DIÁRIO DE PEQUIM
O MAPA DA CULTURA
Miniteatro do absurdo
Os censores chineses e sua obsessão por sexo
HÁ TRÊS ANOS, quando esperavam a permissão para abrir as portas, os diretores do teatro experimental Troia decidiram testar os limites do público e da amordaçada cultura chinesa.
Ainda fora do radar da censura, montaram uma produção quase clandestina de "Os Monólogos da Vagina".
O megasucesso da autora norte-americana Eve Ensler, que aborda sem pudores a sexualidade feminina, deveria ter só três apresentações. A reação do público foi tão efusiva que ele foi encenado dez vezes, até chamar a atenção da censura e ser retirado de cartaz.
Situado num novo distrito artístico de Pequim, o Troia é um "miniteatro", como são conhecidos os espaços de vanguarda à margem da cena dominada por peças subsidiadas pelo Estado.
Os miniteatros tem atraído cada vez mais público, principalmente o jovem, sedento por narrativas que rompam com o tradicional.
O interesse atiçou a censura, que nos últimos meses começou a enviar agentes à paisana aos miniteatros.

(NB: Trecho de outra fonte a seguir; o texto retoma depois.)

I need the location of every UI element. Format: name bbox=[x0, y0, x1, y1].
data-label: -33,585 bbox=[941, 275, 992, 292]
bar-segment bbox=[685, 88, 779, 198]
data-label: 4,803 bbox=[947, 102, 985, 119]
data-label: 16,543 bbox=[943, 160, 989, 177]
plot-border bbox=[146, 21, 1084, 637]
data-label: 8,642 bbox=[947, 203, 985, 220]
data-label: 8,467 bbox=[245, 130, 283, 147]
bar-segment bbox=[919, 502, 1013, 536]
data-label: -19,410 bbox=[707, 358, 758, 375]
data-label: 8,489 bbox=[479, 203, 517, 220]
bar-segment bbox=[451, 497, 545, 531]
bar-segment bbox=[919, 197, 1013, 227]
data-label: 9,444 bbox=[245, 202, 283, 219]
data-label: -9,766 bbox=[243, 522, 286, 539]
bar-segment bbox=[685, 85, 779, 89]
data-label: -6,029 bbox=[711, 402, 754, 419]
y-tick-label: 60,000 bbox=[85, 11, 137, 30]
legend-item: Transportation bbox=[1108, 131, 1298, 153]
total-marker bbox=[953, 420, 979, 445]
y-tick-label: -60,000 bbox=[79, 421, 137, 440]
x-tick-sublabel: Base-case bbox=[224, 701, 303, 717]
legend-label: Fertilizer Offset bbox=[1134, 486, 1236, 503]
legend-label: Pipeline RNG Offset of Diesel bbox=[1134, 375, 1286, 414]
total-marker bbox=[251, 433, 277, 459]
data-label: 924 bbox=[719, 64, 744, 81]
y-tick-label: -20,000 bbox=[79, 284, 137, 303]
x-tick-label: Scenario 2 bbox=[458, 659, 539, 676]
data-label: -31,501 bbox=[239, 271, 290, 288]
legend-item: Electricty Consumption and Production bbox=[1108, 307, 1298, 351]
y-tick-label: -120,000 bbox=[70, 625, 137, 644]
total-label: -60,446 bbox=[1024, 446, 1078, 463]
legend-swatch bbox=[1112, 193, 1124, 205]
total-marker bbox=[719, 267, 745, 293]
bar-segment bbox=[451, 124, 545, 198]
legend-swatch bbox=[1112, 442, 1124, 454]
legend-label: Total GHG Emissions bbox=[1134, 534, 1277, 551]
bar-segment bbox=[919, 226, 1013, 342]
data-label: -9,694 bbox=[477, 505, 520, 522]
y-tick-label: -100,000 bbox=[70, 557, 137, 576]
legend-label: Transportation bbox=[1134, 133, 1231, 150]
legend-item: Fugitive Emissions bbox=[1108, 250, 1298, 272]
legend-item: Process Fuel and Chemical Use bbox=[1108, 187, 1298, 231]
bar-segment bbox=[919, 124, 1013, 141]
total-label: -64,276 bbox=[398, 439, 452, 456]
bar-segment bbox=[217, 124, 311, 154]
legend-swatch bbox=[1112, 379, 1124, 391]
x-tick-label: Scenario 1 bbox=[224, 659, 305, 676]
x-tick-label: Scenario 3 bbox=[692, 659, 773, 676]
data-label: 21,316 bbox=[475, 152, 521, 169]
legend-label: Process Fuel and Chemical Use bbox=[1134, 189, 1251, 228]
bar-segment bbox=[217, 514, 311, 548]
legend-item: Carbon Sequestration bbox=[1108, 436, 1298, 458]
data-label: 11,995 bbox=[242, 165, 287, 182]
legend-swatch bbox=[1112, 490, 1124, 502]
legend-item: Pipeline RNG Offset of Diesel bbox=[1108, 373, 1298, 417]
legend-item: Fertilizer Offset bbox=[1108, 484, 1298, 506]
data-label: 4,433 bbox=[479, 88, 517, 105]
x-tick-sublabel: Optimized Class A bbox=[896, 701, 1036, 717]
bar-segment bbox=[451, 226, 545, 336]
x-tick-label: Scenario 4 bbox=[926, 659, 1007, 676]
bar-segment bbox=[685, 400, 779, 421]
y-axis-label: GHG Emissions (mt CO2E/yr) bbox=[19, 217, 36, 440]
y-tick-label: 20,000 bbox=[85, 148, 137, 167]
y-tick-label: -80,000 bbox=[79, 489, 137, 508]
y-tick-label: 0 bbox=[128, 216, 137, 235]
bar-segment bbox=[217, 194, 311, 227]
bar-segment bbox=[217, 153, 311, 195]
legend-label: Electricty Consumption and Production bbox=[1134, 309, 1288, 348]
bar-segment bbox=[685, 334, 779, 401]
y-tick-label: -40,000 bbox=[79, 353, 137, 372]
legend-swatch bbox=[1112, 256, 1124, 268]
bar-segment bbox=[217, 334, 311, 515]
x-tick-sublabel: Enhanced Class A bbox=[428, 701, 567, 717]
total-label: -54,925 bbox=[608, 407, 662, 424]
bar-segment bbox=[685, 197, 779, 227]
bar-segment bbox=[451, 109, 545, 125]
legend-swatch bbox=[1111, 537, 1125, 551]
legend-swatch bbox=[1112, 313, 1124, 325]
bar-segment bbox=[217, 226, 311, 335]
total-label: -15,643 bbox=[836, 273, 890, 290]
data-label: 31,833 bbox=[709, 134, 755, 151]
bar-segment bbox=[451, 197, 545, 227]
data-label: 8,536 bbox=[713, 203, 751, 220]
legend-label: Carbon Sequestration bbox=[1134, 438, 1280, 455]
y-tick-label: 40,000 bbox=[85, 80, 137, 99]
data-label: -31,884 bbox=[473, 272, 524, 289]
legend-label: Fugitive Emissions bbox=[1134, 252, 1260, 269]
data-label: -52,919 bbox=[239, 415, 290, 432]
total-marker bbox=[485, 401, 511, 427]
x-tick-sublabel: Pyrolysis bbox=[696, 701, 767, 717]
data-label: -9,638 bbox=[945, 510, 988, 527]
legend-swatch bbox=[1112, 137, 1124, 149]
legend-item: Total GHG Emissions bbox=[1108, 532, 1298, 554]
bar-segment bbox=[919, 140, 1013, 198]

Responsável por submeter os textos do Troia à censura, Chen Mo Xian, 24, se irrita com o tom paternalista dos comentários que recebe de volta, quase sempre escritos com caneta vermelha.
"Os censores são obcecados por sexo", disse à Folha. "Eles mandam recadinhos com lições de moral".
Chen não se dá por vencido. Muitas vezes envia uma versão comportada para a censura e a verdadeira para o palco. O truque já foi descoberto duas vezes por censores à paisana, que ameaçaram fechar o teatro.
Outra estratégia é mudar a linguagem sem alterar a mensagem. "O público sempre entende", diz.
MODA É CULTURA
A ministra da Cultura, Marta Suplicy, não escondeu seu encanto com uma exibição em Pequim que conta a história da moda chinesa nos últimos 30 anos.
Longe da polêmica que gerou no Brasil ao liberar recursos da Lei Rouanet para estilistas famosos, a ministra estava à vontade para extravasar sua convicção de que moda também é cultura.
A exposição tenta mostrar que o estilo chinês não se limita à imitação de grifes estrangeiras.
Uma das estilistas mais faladas da exibição é Ma Ke, que recebeu um empurrão na mídia local ao ter suas criações usadas pela primeira-dama chinesa, Peng Liyuan, uma famosa cantora.
Peng virou modelo nacional de glamour ao aparecer --com destaque e elegância incomuns para uma primeira-dama chinesa-- ao lado do marido, o presidente Xi Jinping, desde que ele assumiu o cargo, em março.
Mas ousadia tem limite. Peng prefere modelos clássicos, em nada parecidos com a extravagante armadura inspirada nos guerreiros de terracota exibida por Ma Ke na exposição de Pequim.
LUA MINGUANTE
Depois de amanhã os chineses entram em pausa durante uma semana para o feriado de meio de outono, o mais longo de seu calendário ao lado do Festival da Primavera (Ano Novo).
Mas neste ano, a principal tradição da temporada, o ato de presentear com pequenos bolos recheados, foi abatida pela cruzada anticorrupção do governo.
Conhecido como "bolo da lua", a guloseima cabe na palma da mão mas pesa no estômago, por sua massa pesada e o recheio idem.
A tradição, que remonta à dinastia Yuan (1271-1368), virou um símbolo de extravagância, com bolinhos chegando a custar até R$ 2.000 em caixas luxuosas que incluem joias e outros mimos.
Em muitos casos, o bolo da lua é usado como propina --o que explica a ordem do governo de vetar o uso de verbas públicas para a compra do doce.
HOLLYWOOD CHINESA
Uma constelação de astros internacionais do cinema desembarcou na cidade costeira de Qingdao no último fim de semana, a convite do bilionário Wang Jianlin, o homem mais rico da China.
Era o lançamento do mega- estúdio planejado por Wang para competir com Hollywood. Quem é do ramo prevê uma revolução.
"Hollywood chinesa é uma contradição em termos. Ou é Hollywood ou é chinesa", disse à Folha o ator austríaco Christoph Waltz, ganhador de dois Oscars por filmes de Quentin Tarantino.